Along the quiet side roads of rural Mississippi, hanging on fences and in trees, were charms of sorts. They were pieces of mirrors, broken glass, feathers and bones and they were mysterious to the child, who could only imagine the people behind such curious ornamentation; people, she says, she would only briefly encounter as a child — the black families that populated a world far separated from her own then.
“They (the objects) were kind of charms but I didn’t know it then,” she recalls. “They were curiosities. We didn’t think of any meaning, we were just curious.”
The meaning of those charms would come later in life. And the meaning, both the cultural tradition that gave birth to the charms, and the personal meaning for the artist and teacher would slowly begin to surface over the years.
Many times, for an artist, a body of work comes through the experience and contemplation that is connected to an occasion that led to years of unconscious musing. Picasso, for example, would stew over his relationships with women and as their pairing ended, he would depict his once beloved in twisted forms that were a culmination of his angst and discontentedness and would later become some his best known, abstracted portraits.

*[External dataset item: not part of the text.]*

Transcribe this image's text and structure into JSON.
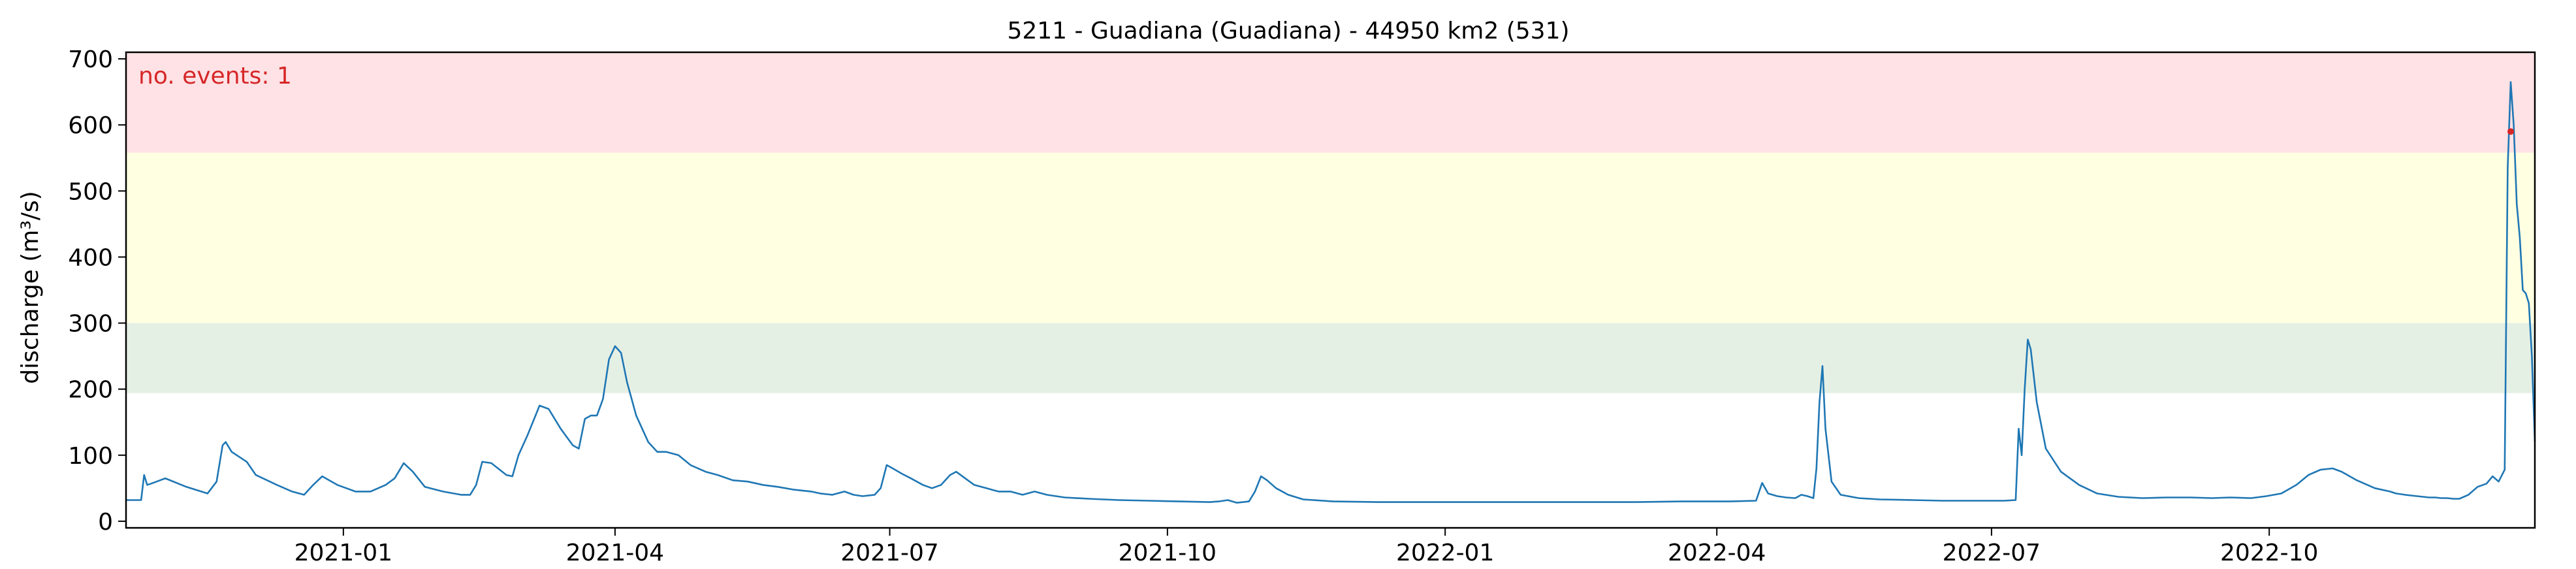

For Sterritt, a collection of work that would become a part of her masters of fine arts thesis started with those family outings, sparking a curiosity and an angst that would grow during the Civil Rights era, in an increasingly violent Mississippi.
On the walls at Red Rabbit Gallery are mixed-media images. They are monograph, cyanotype, transfers, lithographic and screen prints that are coupled with photographic images, drawings and painting that Sterritt would complete as a part of her degree work at Old Dominion University.
Although the images themselves are very contemporary depictions of something perhaps as old as the human psyche itself, they are also very Southern in nature. They speak of the College of the Albemarle art instructor’s life and musings over a people she says she lived along side, but never fully understood nor had the pleasure to know intimately.
Growing up in Mississippi, Sterritt says she knew the black people of her community as anyone might know a passing stranger — a product of her times. She was an outsider looking in and she recalls that there was a certain amount of shame, perhaps, and discomfort that she didn’t have an intimate understanding of the people that were her neighbors.
“There was a sense of loss because I didn’t know many of them,” she says.
As a young woman, she would marry and move to Philadelphia, Miss., the infamous town where three young civil rights activists had been murdered a year earlier. The intensity of the violence against black people, and how much hate a person was capable of, made a lasting impression on Sterritt.
“I began to realize how violent it was and what an insular life I was leading,” she says.
Eventually, Sterritt would move to various states, and gain a variety of life experiences. Along the way, while she maintained a love of art that began in high school, she would gain a number of degrees, including a masters degree in nursing that would lead her to teach in that field. But since her love of art never left her, she created images on canvas that would, beginning sometime in her 30s, land her in shows and galleries. From there she would begin to teach, which led her to a desire to earn her masters of fine arts degree.
It was going into the graduate degree program at ODU that led Sterritt to her current show, “Crossroads.” She knew she would need to focus on something that was meaningful to her if she was to develop a body of work that would help her complete her degree. So the memory of her childhood began to rise to the surface as an opportunity to process and interpret her feelings of those memories and the culture she believed she missed out on during her youth.